On Tuesday Alexis Rangel, policy counsel with the National Center for Transgender Equality in the US, said jokes that perpetuated “dehumanizing myths about transgender people” could fuel hatred of trans people and “give people permission to discriminate, harass and even commit violence”.

In SuperNature, Gervais disputes that “words are actual violence”, saying: “These people are virtue signalling … they’re basically saying that minorities don’t have a sense of humour, which is so patronising.”

The show also includes a lengthy routine about the origins of HIV, when Gervais says: “That’s not as good as it was, Aids … in its heyday, it was fucking amazing, wasn’t it, Aids?” He then pretends to be a gay man refusing sex in the 80s due to the risk: “Now it’s, ‘Give it here. I’ll take pills for the rest of my life.’”

During this routine he tells his audience: “Netflix have already bought this, fuck ’em.”

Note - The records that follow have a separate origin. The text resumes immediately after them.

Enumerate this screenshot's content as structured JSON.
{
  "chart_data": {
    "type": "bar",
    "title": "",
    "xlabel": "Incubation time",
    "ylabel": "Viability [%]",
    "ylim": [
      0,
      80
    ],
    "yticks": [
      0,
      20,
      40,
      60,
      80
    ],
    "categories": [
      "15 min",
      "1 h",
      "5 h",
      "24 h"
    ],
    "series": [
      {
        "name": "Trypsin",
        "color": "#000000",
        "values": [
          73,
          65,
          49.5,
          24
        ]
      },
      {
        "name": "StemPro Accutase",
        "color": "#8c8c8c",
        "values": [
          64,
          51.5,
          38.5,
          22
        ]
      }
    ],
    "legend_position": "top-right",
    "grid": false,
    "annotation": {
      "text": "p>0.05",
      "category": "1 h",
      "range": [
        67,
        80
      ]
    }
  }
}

After protests and staff walkouts this month in response to anti-trans jokes in Dave Chappelle’s latest special, The Closer, Netflix updated its corporate culture guidelines to add a portion about artistic expression that states that employees “may need to work on titles you perceive to be harmful” and, if that’s not acceptable, “Netflix may not be the best place for you.”

Ted Sarandos, the chief executive of Netflix, has defended Chappelle’s special, saying: “You can’t please everybody or the content would be pretty dull. I do think that the inclusion of the special on Netflix is consistent with our comedy offering.”

When Chappelle was attacked on stage by an audience member, he joked that the attacker “was a trans man”.